Stereotypic Movement Disorder is a disorder seen among children. The child may engage in motor behaviours which are driven, constant and purposeless. They may or may not be able to stop themselves and sometimes these behaviours can be self injurious.
Typical behaviours consist of head banging, hand waving, poking eyes (seen in children with visual impairments), face slapping, biting of hands or lips, waving a string in front of the face, torso rocking, cocking their head, etc. Each child may have their own rhythmic movement pattern. It may even consist of multiple movements.
In children with other neurodevelopmental disorders, effort to stop this behaviour may take a while or the child may be unresponsive to them. In children without any comorbidities self restraining behaviour such as sitting on their hands, wrapping arms in cloth and other self protective and restraining measures can be observed.
The exact cause of this disorder is unknown. However, theorists suggest that it may be learnt due to reinforcements. Reinforcements help a certain behaviour to persist. They can be negative or positive. In case of positive reinforcements, the behaviour leads to a pleasant stimulus.
For instance, kids may put pressure on their eyes which produces visual stimuli and reinforces stereotypic behaviour. In case of negative reinforcements, the behaviour often reduces the effect of an already present stimulus. This can be seen when the individual covers their ears to lower the effect of noise around them.
Constantly tinkering with these behaviours makes them habitual to a point where they interfere with the child’s ability to function. These may start off during developmental periods but stay back due to developmental delays.
This may also explain why it is highly prevalent among kids with other neurodevelopmental comorbidities. However, it may occur in children without any neurodevelopmental comorbidities too.
The disorder ranges in severity. It can be mild, moderate or severe. In mild cases, the child is often aware of their behaviour and tries to stop it. Sometimes, they may be successful in doing so. The behaviour is usually not injurious in nature.
The child might stop the behaviour if distracted. Severity at the moderate level, protective measures need to be taken and behavioural interventions follow. In cases of severe stereotypic behaviours, injuries are common. Serious protective measures and monitoring are required.
Common Signs and Symptoms
Common signs and symptoms include:
- Repeated, rhythmic movement of one or other body parts and having difficulty to stop this behaviour.
- Behaviours may consist of head banging, hand waving, torso rocking, face slapping, poking eyes, biting hands or lips, etc.
- The movement serves no purpose.
- It interferes with the social, occupational or academic functioning and other day to day activities.
- The behaviour may sometimes lead to injuries.
- The behaviour intensifies in stressful situations or due to boredom.
- In kids with no comorbidities, there may be efforts to stop the behaviour on their own.
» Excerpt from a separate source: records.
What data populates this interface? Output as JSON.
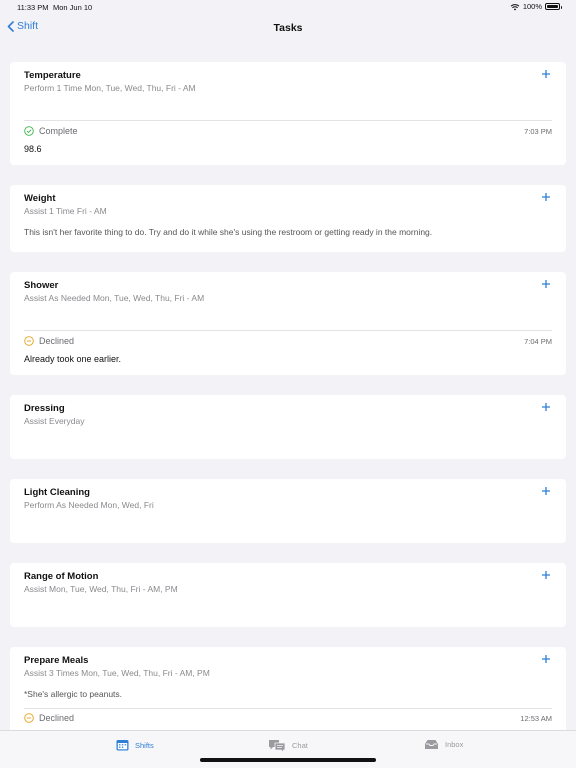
{
  "status_bar": {
    "time": "11:33 PM",
    "date": "Mon Jun 10",
    "battery": "100%"
  },
  "nav": {
    "back_label": "Shift",
    "title": "Tasks"
  },
  "tasks": [
    {
      "title": "Temperature",
      "subtitle": "Perform 1 Time Mon, Tue, Wed, Thu, Fri - AM",
      "status": {
        "state": "Complete",
        "time": "7:03 PM",
        "value": "98.6"
      }
    },
    {
      "title": "Weight",
      "subtitle": "Assist 1 Time Fri - AM",
      "note": "This isn't her favorite thing to do. Try and do it while she's using the restroom or getting ready in the morning."
    },
    {
      "title": "Shower",
      "subtitle": "Assist As Needed Mon, Tue, Wed, Thu, Fri - AM",
      "status": {
        "state": "Declined",
        "time": "7:04 PM",
        "value": "Already took one earlier."
      }
    },
    {
      "title": "Dressing",
      "subtitle": "Assist Everyday"
    },
    {
      "title": "Light Cleaning",
      "subtitle": "Perform As Needed Mon, Wed, Fri"
    },
    {
      "title": "Range of Motion",
      "subtitle": "Assist Mon, Tue, Wed, Thu, Fri - AM, PM"
    },
    {
      "title": "Prepare Meals",
      "subtitle": "Assist 3 Times Mon, Tue, Wed, Thu, Fri - AM, PM",
      "note": "*She's allergic to peanuts.",
      "status": {
        "state": "Declined",
        "time": "12:53 AM"
      }
    }
  ],
  "tab_bar": {
    "shifts": "Shifts",
    "chat": "Chat",
    "inbox": "Inbox"
  },
  "colors": {
    "accent": "#2f7fd6",
    "complete": "#3bb54a",
    "declined": "#e3a21a"
  }
}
These may consist of sitting on hands, wrapping hands in clothes and other self restraining behaviour.
DSM-5 notes environmental, genetic and physiological factors associated with the risk of developing stereotypic movement disorder.
Environmental factors include stressful environments that reinforce certain behaviours. Social isolation during the developmental stages may also lead to stimulus production through stereotypies.
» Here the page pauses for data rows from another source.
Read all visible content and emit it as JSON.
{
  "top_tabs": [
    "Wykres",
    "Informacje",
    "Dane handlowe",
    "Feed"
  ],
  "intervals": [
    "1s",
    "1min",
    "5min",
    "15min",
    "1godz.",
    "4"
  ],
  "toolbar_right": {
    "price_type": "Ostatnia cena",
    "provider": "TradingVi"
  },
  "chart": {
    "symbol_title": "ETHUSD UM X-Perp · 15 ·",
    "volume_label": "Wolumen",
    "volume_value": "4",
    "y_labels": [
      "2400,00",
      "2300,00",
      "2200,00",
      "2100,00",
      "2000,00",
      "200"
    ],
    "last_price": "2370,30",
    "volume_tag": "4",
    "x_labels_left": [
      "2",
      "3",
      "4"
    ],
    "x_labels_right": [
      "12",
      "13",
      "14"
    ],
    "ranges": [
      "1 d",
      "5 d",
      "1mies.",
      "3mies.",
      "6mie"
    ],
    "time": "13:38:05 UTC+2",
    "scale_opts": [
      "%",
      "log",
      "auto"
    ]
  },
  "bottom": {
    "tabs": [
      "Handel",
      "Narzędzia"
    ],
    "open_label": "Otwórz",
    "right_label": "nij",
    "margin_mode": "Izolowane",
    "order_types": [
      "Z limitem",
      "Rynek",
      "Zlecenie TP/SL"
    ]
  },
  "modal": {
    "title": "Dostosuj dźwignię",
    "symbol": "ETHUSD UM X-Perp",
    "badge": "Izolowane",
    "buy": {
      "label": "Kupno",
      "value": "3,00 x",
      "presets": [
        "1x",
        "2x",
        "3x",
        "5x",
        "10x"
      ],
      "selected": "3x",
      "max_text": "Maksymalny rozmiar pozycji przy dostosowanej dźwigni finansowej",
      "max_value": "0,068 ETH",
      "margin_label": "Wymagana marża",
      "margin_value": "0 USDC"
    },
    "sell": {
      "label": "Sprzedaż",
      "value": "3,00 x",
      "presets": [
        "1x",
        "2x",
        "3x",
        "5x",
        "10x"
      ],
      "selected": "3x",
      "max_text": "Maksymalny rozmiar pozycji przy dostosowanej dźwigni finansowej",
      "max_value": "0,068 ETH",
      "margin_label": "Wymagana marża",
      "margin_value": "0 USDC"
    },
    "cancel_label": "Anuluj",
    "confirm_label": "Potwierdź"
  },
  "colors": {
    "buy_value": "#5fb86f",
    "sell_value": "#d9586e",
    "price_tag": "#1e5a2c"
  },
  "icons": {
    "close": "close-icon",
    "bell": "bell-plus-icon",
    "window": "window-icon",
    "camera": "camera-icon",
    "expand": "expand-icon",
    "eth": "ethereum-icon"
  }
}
Neurogenetic disorders and conditions such as Lesch-Nyhan syndrome, Rett syndrome and Cornelia de Lange syndrome, alongside lack of environmental stimulation may increase the risk of developing stereotypic movement disorder. Lower intellectual capacity has also been associated with the increasing risk of this disorder.
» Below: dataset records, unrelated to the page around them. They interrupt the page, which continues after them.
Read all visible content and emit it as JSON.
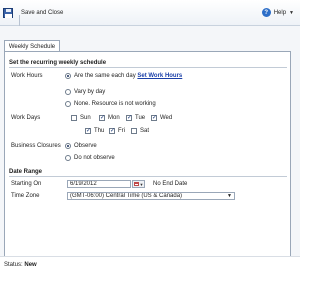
{
  "toolbar": {
    "save_close_label": "Save and Close",
    "help_label": "Help"
  },
  "tabs": [
    {
      "label": "Weekly Schedule"
    }
  ],
  "schedule": {
    "section_title": "Set the recurring weekly schedule",
    "work_hours_label": "Work Hours",
    "work_hours_options": [
      {
        "text": "Are the same each day",
        "link": "Set Work Hours",
        "selected": true
      },
      {
        "text": "Vary by day",
        "selected": false
      },
      {
        "text": "None. Resource is not working",
        "selected": false
      }
    ],
    "work_days_label": "Work Days",
    "work_days": [
      {
        "label": "Sun",
        "checked": false
      },
      {
        "label": "Mon",
        "checked": true
      },
      {
        "label": "Tue",
        "checked": true
      },
      {
        "label": "Wed",
        "checked": true
      },
      {
        "label": "Thu",
        "checked": true
      },
      {
        "label": "Fri",
        "checked": true
      },
      {
        "label": "Sat",
        "checked": false
      }
    ],
    "business_closures_label": "Business Closures",
    "business_closures_options": [
      {
        "text": "Observe",
        "selected": true
      },
      {
        "text": "Do not observe",
        "selected": false
      }
    ]
  },
  "date_range": {
    "section_title": "Date Range",
    "starting_on_label": "Starting On",
    "starting_on_value": "6/19/2012",
    "end_date_text": "No End Date",
    "time_zone_label": "Time Zone",
    "time_zone_value": "(GMT-06:00) Central Time (US & Canada)"
  },
  "status": {
    "label": "Status:",
    "value": "New"
  }
}
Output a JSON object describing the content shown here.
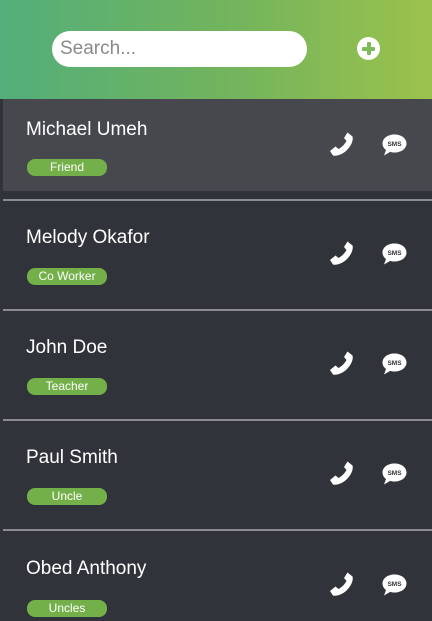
{
  "search": {
    "placeholder": "Search..."
  },
  "header": {
    "add_icon": "plus-circle-icon"
  },
  "contacts": [
    {
      "name": "Michael Umeh",
      "tag": "Friend"
    },
    {
      "name": "Melody Okafor",
      "tag": "Co Worker"
    },
    {
      "name": "John Doe",
      "tag": "Teacher"
    },
    {
      "name": "Paul Smith",
      "tag": "Uncle"
    },
    {
      "name": "Obed Anthony",
      "tag": "Uncles"
    }
  ],
  "icons": {
    "call": "phone-icon",
    "sms": "sms-bubble-icon"
  },
  "colors": {
    "header_gradient_start": "#52ae7a",
    "header_gradient_end": "#9bc24c",
    "tag_green": "#74b04a",
    "list_background": "#31333a",
    "active_row": "#46484d"
  }
}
There are no screening tools for assessment of this disorder. However, structured and unstructured interviews of the caregivers and personal observations of the individual can help with the diagnosis. Signs of physical injuries should also be considered. The environment in which the behaviours typically occur must also be noted.
To be diagnosed with this behaviour, following criteria must be met:
- Repeated, driven and purposeless movement of body parts.
- Difficulty stopping it.
- It interferes in the individual’s daily activities.
- There may be self restraining behaviour
- The onset is usually an early developmental period.
Psychologists are to specify if the behaviour is caused due to other medical conditions, neurodevelopmental disorders, genetic syndromes or exposure to substances. They are also required to specify if the behaviour is mild, moderate or severe.
Treatment options are mostly behavioural. Pharmacotherapy is usually recommended only for stereotypic disorders with other comorbidities.
Typically, clomipramine, risperidone, and fluoxetine are administered to children with Stereotypic Movement Disorder with Autism.
Behavioural treatments are more common. The main goal of behavioural treatment is to reduce the behaviour that causes harm to the individual. Therapies revolving around using reinforcements to reduce the stereotypies include Differential Reinforcement of Other Behaviour(DRO) and habit reversal therapy.
In DRO, the child is taught to discriminate between inappropriate and appropriate behaviour and then positive reinforcements are given every time the child engages in appropriate behaviour. This conditions the child to stop the stereotypic movement behaviour.
Child psychologists and neuropsychologists are often approached for the treatment of this disorder.